SEC commissioners acknowledged there likely would still be disagreements among them. Cynthia Glassman and Paul Atkins, two Republican commissioners, had clashed with the two Democratic commissioners and former Chairman William Donaldson, a Republican, in arguing against corporate penalties.
“It's a very good start that we had two cases in the context of this policy statement in that we had full consent,” said Annette Nazareth, a Democratic commissioner. “I don't think it would be realistic to expect that every time people are presented with a set of facts that they would necessarily view them in the same light.”
Known as a consensus builder when a congressman, Mr. Cox focused the commissioners on the Enforcement Remedies Act of 1990, which gave the SEC the authority to fine corporations, and the fair-funds provision of the 2002 Sarbanes-Oxley law.

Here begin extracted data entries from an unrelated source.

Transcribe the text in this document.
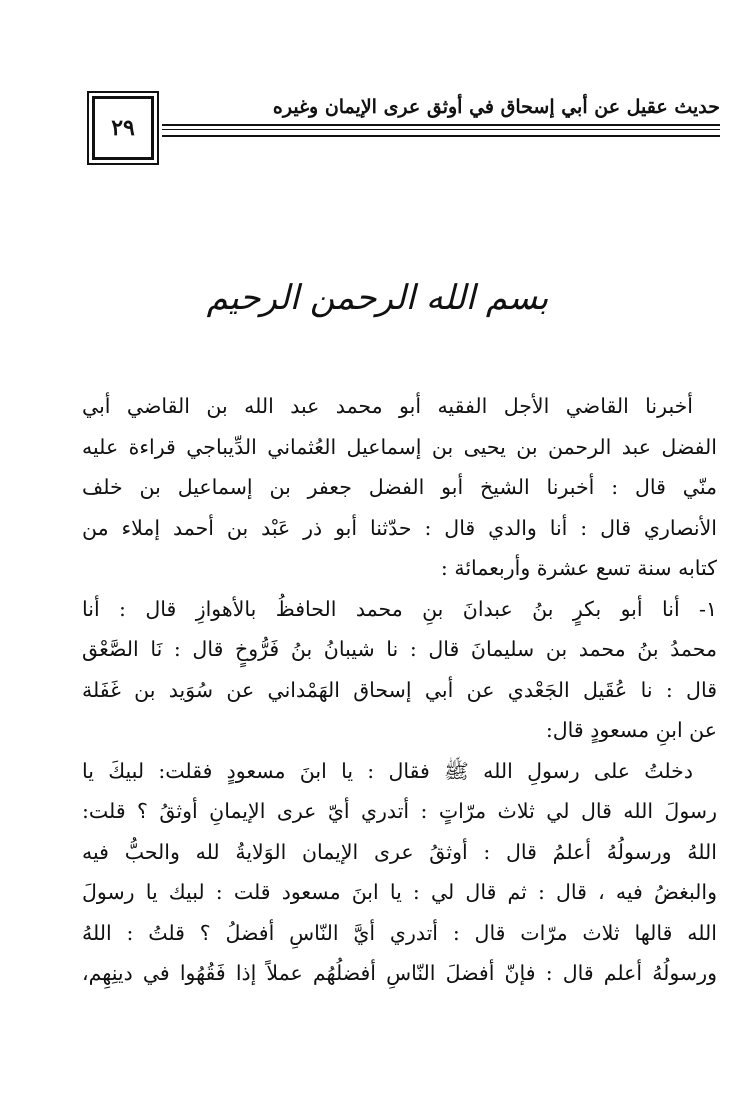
٢٩
حديث عقيل عن أبي إسحاق في أوثق عرى الإيمان وغيره
بسم الله الرحمن الرحيم
أخبرنا القاضي الأجل الفقيه أبو محمد عبد الله بن القاضي أبي
الفضل عبد الرحمن بن يحيى بن إسماعيل العُثماني الدِّيباجي قراءة عليه
منّي قال : أخبرنا الشيخ أبو الفضل جعفر بن إسماعيل بن خلف
الأنصاري قال : أنا والدي قال : حدّثنا أبو ذر عَبْد بن أحمد إملاء من
كتابه سنة تسع عشرة وأربعمائة :
١- أنا أبو بكرٍ بنُ عبدانَ بنِ محمد الحافظُ بالأهوازِ قال : أنا
محمدُ بنُ محمد بن سليمانَ قال : نا شيبانُ بنُ فَرُّوخٍ قال : نَا الصَّعْق
قال : نا عُقَيل الجَعْدي عن أبي إسحاق الهَمْداني عن سُوَيد بن غَفَلة
عن ابنِ مسعودٍ قال:
دخلتُ على رسولِ الله ﷺ فقال : يا ابنَ مسعودٍ فقلت: لبيكَ يا
رسولَ الله قال لي ثلاث مرّاتٍ : أتدري أيّ عرى الإيمانِ أوثقُ ؟ قلت:
اللهُ ورسولُهُ أعلمُ قال : أوثقُ عرى الإيمان الوَلايةُ لله والحبُّ فيه
والبغضُ فيه ، قال : ثم قال لي : يا ابنَ مسعود قلت : لبيك يا رسولَ
الله قالها ثلاث مرّات قال : أتدري أيَّ النّاسِ أفضلُ ؟ قلتُ : اللهُ
ورسولُهُ أعلم قال : فإنّ أفضلَ النّاسِ أفضلُهُم عملاً إذا فَقُهُوا في دينِهِم،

Mr. Wallison said the guidance would at least stem some of the divisiveness at the SEC under Mr. Donaldson. “This reflects the fact that Chairman Cox has been able to bring the four other commissioners together on an agreed position on this question,” he said. “That is the most significant thing about it, as far as I am concerned, because we're now getting beyond what had happened before where the commission was split on everything that Bill Donaldson wanted to do.”
–Deborah Solomon contributed to this article.